Zuspruch für die politischen Maßnahmen

Zwischen den Fleischbänken herrscht fast schon Trubel an diesem Samstagnachmittag. Viele Besucher haben es sich auf den Granitstufen gemütlich gemacht und plaudern miteinander. Entspannte Stimmung wie im Straßencafé. Drüben auf der Liebesinsel sitzen Sonnenbadende dicht an dicht, lassen die Beine im grünlichen Pegnitzwasser baumeln. Stefan hat es sich mit einem Kriminalroman vor einem Schaufenster niedergelassen. An Corona nervt ihn die Arbeit in den Medien, die sehr unterschiedlich, teils widersprüchlich berichteten, meint der 47-Jährige. "Es wäre sinnvoller, wenn die Medien eine aufklärendere Rolle spielen würden."

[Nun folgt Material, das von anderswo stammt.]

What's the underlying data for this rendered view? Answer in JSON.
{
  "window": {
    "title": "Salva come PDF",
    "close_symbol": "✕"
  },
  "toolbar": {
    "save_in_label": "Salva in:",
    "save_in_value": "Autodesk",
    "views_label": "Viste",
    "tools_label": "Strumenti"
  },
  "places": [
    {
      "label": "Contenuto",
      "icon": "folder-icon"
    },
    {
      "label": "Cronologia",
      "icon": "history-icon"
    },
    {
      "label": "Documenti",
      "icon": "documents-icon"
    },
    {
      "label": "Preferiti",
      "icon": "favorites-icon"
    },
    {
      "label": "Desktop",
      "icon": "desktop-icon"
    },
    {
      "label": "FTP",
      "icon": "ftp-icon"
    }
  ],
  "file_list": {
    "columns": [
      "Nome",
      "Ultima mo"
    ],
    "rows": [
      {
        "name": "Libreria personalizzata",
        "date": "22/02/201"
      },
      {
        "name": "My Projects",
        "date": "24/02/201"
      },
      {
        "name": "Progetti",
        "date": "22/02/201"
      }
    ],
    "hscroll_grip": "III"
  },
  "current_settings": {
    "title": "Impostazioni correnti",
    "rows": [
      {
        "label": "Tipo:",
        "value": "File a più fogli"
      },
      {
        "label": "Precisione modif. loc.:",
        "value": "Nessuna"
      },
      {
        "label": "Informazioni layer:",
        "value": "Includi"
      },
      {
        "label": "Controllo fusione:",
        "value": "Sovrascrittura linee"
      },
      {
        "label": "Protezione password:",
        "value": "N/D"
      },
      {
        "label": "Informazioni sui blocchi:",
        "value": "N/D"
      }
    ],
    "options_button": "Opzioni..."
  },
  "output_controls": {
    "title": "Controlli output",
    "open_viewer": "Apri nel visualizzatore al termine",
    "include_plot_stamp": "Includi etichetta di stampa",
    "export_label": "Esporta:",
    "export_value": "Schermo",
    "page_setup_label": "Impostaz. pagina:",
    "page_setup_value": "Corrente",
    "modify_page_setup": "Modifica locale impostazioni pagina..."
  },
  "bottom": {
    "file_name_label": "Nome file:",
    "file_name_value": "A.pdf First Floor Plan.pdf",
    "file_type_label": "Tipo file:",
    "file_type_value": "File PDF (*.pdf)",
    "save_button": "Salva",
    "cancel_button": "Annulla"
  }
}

Die Politik gehe grundsätzlich den richtigen Weg. "Die Leute, die sich darüber aufregen, sind immer die, die danach alles besser wissen." Ob das langsame Tempo der Lockerungen richtig ist, werde man erst auf Dauer sehen können, sagt Stefan, in dessen Leben sich durch Corona "überhaupt nichts geändert" hat. Trotzdem hat auch er Vorfreuden für die Zeit der Lockerungen: auf sein Fitnessstudio, das momentan geschlossen ist, aufs Fußballspielen – "oder dass ich mich in ein Café setzen kann. Das fehlt mir."